Can Your Technical Experts Present Technical Ideas to Non-Technical Audiences?
To present technical ideas to non-technical audiences, technical presenters need to drop the technical jargon, eliminate the complex details, and focus on delivering a clear and compelling message that resonates with business stakeholders. When your technical experts present technical ideas to non-technical audiences, are they heard?
We know from decades of technical presentation skills training that most business audiences tune out heavily technical presentations and presenters. This is a problem for technical experts who need to persuade decision makers to fund their project, adopt their solutions, or make timely decisions.
Different Needs for Different Audiences
While technical experts may speak a common language and share an inherent need for data-driven explanations, charts, and details, most business audiences want technical presenters to contextualize their messages so that they can make better business decisions faster. While data-rich PowerPoints and deeply technical whiteboards make perfect sense to technology, engineering, and science audiences, they do not reach, persuade, or influence business audiences as effectively.

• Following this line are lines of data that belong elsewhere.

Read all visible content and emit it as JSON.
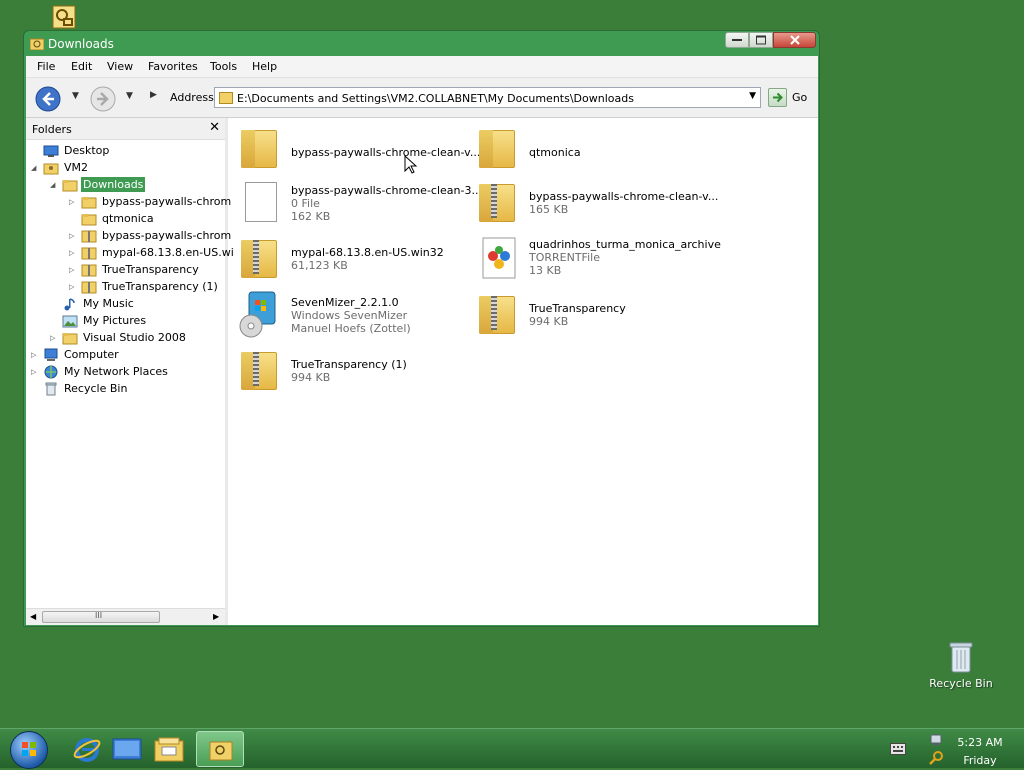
{
  "desktop": {
    "recycle_bin_label": "Recycle Bin"
  },
  "window": {
    "title": "Downloads",
    "menu": [
      "File",
      "Edit",
      "View",
      "Favorites",
      "Tools",
      "Help"
    ],
    "address_label": "Address",
    "address_value": "E:\\Documents and Settings\\VM2.COLLABNET\\My Documents\\Downloads",
    "go_label": "Go"
  },
  "folders_pane": {
    "title": "Folders",
    "close_glyph": "✕",
    "tree": [
      {
        "label": "Desktop",
        "icon": "desktop-icon",
        "expander": ""
      },
      {
        "label": "VM2",
        "icon": "user-folder-icon",
        "expander": "◢"
      },
      {
        "label": "Downloads",
        "icon": "folder-icon",
        "expander": "◢",
        "selected": true
      },
      {
        "label": "bypass-paywalls-chrom",
        "icon": "folder-icon",
        "expander": "▷"
      },
      {
        "label": "qtmonica",
        "icon": "folder-icon",
        "expander": ""
      },
      {
        "label": "bypass-paywalls-chrom",
        "icon": "zip-folder-icon",
        "expander": "▷"
      },
      {
        "label": "mypal-68.13.8.en-US.wi",
        "icon": "zip-folder-icon",
        "expander": "▷"
      },
      {
        "label": "TrueTransparency",
        "icon": "zip-folder-icon",
        "expander": "▷"
      },
      {
        "label": "TrueTransparency (1)",
        "icon": "zip-folder-icon",
        "expander": "▷"
      },
      {
        "label": "My Music",
        "icon": "music-icon",
        "expander": ""
      },
      {
        "label": "My Pictures",
        "icon": "pictures-icon",
        "expander": ""
      },
      {
        "label": "Visual Studio 2008",
        "icon": "folder-icon",
        "expander": "▷"
      },
      {
        "label": "Computer",
        "icon": "computer-icon",
        "expander": "▷"
      },
      {
        "label": "My Network Places",
        "icon": "network-icon",
        "expander": "▷"
      },
      {
        "label": "Recycle Bin",
        "icon": "recycle-bin-icon",
        "expander": ""
      }
    ],
    "scroll_glyph": "III"
  },
  "files": [
    {
      "name": "bypass-paywalls-chrome-clean-v...",
      "line2": "",
      "line3": "",
      "icon": "folder-icon"
    },
    {
      "name": "qtmonica",
      "line2": "",
      "line3": "",
      "icon": "folder-icon"
    },
    {
      "name": "bypass-paywalls-chrome-clean-3....",
      "line2": "0 File",
      "line3": "162 KB",
      "icon": "document-icon"
    },
    {
      "name": "bypass-paywalls-chrome-clean-v...",
      "line2": "165 KB",
      "line3": "",
      "icon": "zip-folder-icon"
    },
    {
      "name": "mypal-68.13.8.en-US.win32",
      "line2": "61,123 KB",
      "line3": "",
      "icon": "zip-folder-icon"
    },
    {
      "name": "quadrinhos_turma_monica_archive",
      "line2": "TORRENTFile",
      "line3": "13 KB",
      "icon": "torrent-file-icon"
    },
    {
      "name": "SevenMizer_2.2.1.0",
      "line2": "Windows SevenMizer",
      "line3": "Manuel Hoefs (Zottel)",
      "icon": "installer-icon"
    },
    {
      "name": "TrueTransparency",
      "line2": "994 KB",
      "line3": "",
      "icon": "zip-folder-icon"
    },
    {
      "name": "TrueTransparency (1)",
      "line2": "994 KB",
      "line3": "",
      "icon": "zip-folder-icon"
    }
  ],
  "taskbar": {
    "time": "5:23 AM",
    "day": "Friday"
  },
  "colors": {
    "desktop": "#3a7e3a",
    "accent": "#3f9a52"
  }
}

4 Proven Ways to Present Technical Ideas to Non-Technical Audiences
Here are some proven and practical ways that technicians, engineers, and scientists can become more effective communicators, presenters, and influencers of executive and non-executive business audiences.
- If You Want to be Heard by the Business, Focus on the Business
Business audiences have business goals, problems, and needs that are not all of equal importance or urgency. Identify the critical few strategic business priorities facing your target audience and how they directly relate to your idea.

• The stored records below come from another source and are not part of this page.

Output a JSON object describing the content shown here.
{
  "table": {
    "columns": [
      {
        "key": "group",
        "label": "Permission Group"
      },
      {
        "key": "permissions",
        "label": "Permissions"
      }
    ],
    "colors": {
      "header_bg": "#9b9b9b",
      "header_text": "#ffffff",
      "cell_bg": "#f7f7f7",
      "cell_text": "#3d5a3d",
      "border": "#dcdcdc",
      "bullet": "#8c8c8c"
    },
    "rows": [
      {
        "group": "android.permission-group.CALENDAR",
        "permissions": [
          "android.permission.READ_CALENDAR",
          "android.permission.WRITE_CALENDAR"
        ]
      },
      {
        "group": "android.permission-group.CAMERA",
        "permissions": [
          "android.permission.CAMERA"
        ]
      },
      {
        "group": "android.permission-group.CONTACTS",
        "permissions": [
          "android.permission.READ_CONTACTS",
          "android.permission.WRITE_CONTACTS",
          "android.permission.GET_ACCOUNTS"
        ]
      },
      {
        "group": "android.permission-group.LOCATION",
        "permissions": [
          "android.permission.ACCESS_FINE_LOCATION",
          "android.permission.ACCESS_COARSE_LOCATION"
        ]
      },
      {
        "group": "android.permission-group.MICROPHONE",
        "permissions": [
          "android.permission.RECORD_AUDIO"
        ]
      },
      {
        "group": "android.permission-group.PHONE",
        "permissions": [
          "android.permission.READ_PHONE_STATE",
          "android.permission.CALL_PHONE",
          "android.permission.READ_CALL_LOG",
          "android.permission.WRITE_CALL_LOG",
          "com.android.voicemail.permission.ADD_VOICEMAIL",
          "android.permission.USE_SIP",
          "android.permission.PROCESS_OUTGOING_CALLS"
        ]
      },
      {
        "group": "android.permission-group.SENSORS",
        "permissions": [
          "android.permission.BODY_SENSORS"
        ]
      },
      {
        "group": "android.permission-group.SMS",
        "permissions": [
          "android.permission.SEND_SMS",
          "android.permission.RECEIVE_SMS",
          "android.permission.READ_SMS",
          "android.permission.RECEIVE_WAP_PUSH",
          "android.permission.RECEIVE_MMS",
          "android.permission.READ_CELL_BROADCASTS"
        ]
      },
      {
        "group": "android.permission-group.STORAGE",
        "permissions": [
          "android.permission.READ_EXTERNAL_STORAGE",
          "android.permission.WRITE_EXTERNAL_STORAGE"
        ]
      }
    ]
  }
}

— What does your non-technical audience care most about?
— What pressures are they facing?
— What outcomes do they need to achieve?
Business audiences need to know right up front how you will help their organization increase revenue, decrease costs, or mitigate risks.
- Be Clear About the Greater Reason Why
Before you share your idea, get people’s attention by clearly articulating the problem that you are trying to solve or the key question that you are trying to answer that matters most to your business audience.

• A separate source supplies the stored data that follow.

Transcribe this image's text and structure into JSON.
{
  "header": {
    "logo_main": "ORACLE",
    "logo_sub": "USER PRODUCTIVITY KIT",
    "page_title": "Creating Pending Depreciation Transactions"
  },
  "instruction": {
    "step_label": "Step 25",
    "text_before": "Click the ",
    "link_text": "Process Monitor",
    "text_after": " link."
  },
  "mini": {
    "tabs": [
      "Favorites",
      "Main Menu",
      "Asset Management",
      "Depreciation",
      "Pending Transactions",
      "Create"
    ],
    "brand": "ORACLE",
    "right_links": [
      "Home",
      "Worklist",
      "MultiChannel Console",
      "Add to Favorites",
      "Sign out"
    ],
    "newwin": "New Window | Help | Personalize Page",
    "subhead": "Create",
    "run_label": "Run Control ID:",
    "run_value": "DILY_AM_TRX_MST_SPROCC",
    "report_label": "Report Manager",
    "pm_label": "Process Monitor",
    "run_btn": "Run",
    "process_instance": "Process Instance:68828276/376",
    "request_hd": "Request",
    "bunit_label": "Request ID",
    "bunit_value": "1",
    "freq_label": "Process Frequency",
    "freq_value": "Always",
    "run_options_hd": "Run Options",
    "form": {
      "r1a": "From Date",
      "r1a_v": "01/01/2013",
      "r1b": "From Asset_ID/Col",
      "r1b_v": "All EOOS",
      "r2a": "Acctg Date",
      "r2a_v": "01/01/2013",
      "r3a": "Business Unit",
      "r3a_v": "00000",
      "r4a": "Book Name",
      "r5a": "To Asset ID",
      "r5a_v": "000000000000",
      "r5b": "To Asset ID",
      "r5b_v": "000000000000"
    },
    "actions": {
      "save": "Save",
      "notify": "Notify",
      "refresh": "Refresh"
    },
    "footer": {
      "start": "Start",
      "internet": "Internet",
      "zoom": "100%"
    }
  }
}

Business decision makers, especially business executives, need to immediately buy into the importance, urgency, and value of what you are presenting to even consider your idea. If you want to influence business stakeholders, link your technical presentation to what matters most to them, their teams, and the business as a whole.
Remember that the higher up you go in the organization, the less patience for details your audience will have.
- Highlight Your Main Idea and Its Impact on the Business
Far too often, technical presenters want to dive into details to create a foundation for their idea. While starting with the details and building your case from the ground up may work with technical audiences, business audiences need you to highlight business outcomes and cut to the chase — in about 30 seconds. Supporting details and research can wait.
To better influence and get your audience’s attention, focus primarily on the value gained or opportunities lost if they don’t go ahead with your recommendations.
- Share Only the Relevant Details
Now you can judiciously share any technical details that the business decision makers must absolutely know. Share the top two or three supporting details and then ask if they have any questions or if they would like to see more detailed backup.
Even when you share detailed technical information, avoid dense, overstuffed slides. Use images, stories, and analogies to make your point. If you must use technical acronyms or jargon, clearly define what they mean.
The Bottom Line
Don’t let your value or innovative idea gets lost in a weak technical presentation. Use the four proven, straightforward, and actionable technical presentation tips to get above the noise and increase the odds that non-technical audiences will buy into you and your ideas.